Just from the music program, about 20 undergraduates have signed up for the minor, says Prof. Aldrich, which is seen as positive, as university approval came only last spring.

Non-management students will take two specially designed courses to learn the fundamentals of business before joining regular upper-level courses taught by Desautels faculty. Business undergraduates would collaborate with students from other disciplines to explore startup ideas and learn to work with those from different backgrounds.

"Diverse groups are more creative, and startups often require someone who is a technological expert, someone who understands how to procure financing and someone with a flair for marketing," says Dr. Maguire.

Industry leader tapped to lead business school

In her career, Alberta's Tracey Scarlett has made a name for herself as co-owner of an electrical contracting company, later as chief operating officer of a biotech startup and, for the past decade, as an advocate for female entrepreneurs. That she is not an academic was no obstacle to being recruited as dean of the JR Shaw School of Business at Edmonton's Northern Alberta Institute of Technology.

She is the school's third dean since 2012, succeeding Russell Currie, who resigned after less than a year in the position, according to NAIT officials.

"I wasn't looking for this," says Ms. Scarlett, former executive director of Alberta Women Entrepreneurs. A member of the Natural Sciences and Engineering Research Council of Canada, she earned her MBA from the University of Alberta's School of Business. "As my résumé would tell you I definitely have not had a career in academia."

Her "very eclectic" career – her description – is seen as an asset by NAIT as it looks to grow enrolment and deepen ties to industry.

"She is an entrepreneur," says Neil Fassina, provost and vice-president academic of NAIT and a former dean of the business school. "One of the strategic directions for the Shaw School of Business is to become a hub within Alberta and Western Canada for entrepreneurial and new-venture learning and opportunities."

Ms. Scarlett in well-known to NAIT: She graduated from its medical laboratory technology program in 1987 and was named a top-50 alumnus in 2012.

Last month, on her second day on the job as she and her colleagues moved into NAIT's new Centre for Applied Technology, Ms. Scarlett reflected on the task ahead.
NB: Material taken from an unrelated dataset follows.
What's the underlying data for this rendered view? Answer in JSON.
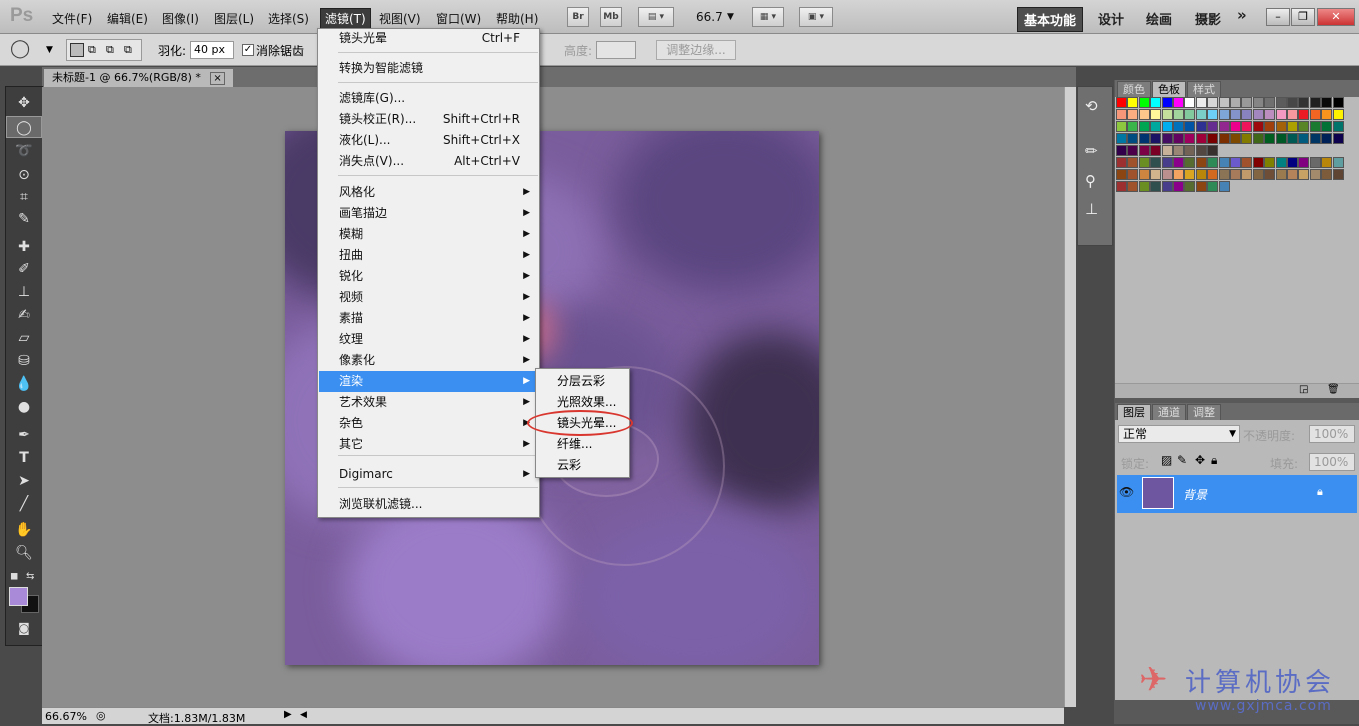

"For the students, our future business leaders, we have to help them to a different way of thinking because the world is changing," she says. Given NAIT's focus on applied education, she says, "I thought I would be able to add some perspective that would be complementary to the academic training."

Over the next five years – the term of her contract – and in line with goals set by NAIT, Ms. Scarlett hopes to double the school's enrolment of 4,000 full- and part-time students. "We can create a really amazing education institution that creates the business leaders who are going to be able to take us through the next change, that is happening right now."

Interim director appointed to policy institute

The University of Western Ontario's Ivey Business School has named assistant professor Mike Moffatt as interim director of its Lawrence National Centre for Policy and Management following the retirement of Paul Boothe.

His appointment is "interim," but Prof. Moffatt has been asked "to review the centre's research priorities and develop its long-term strategic vision," according to a press release from Ivey.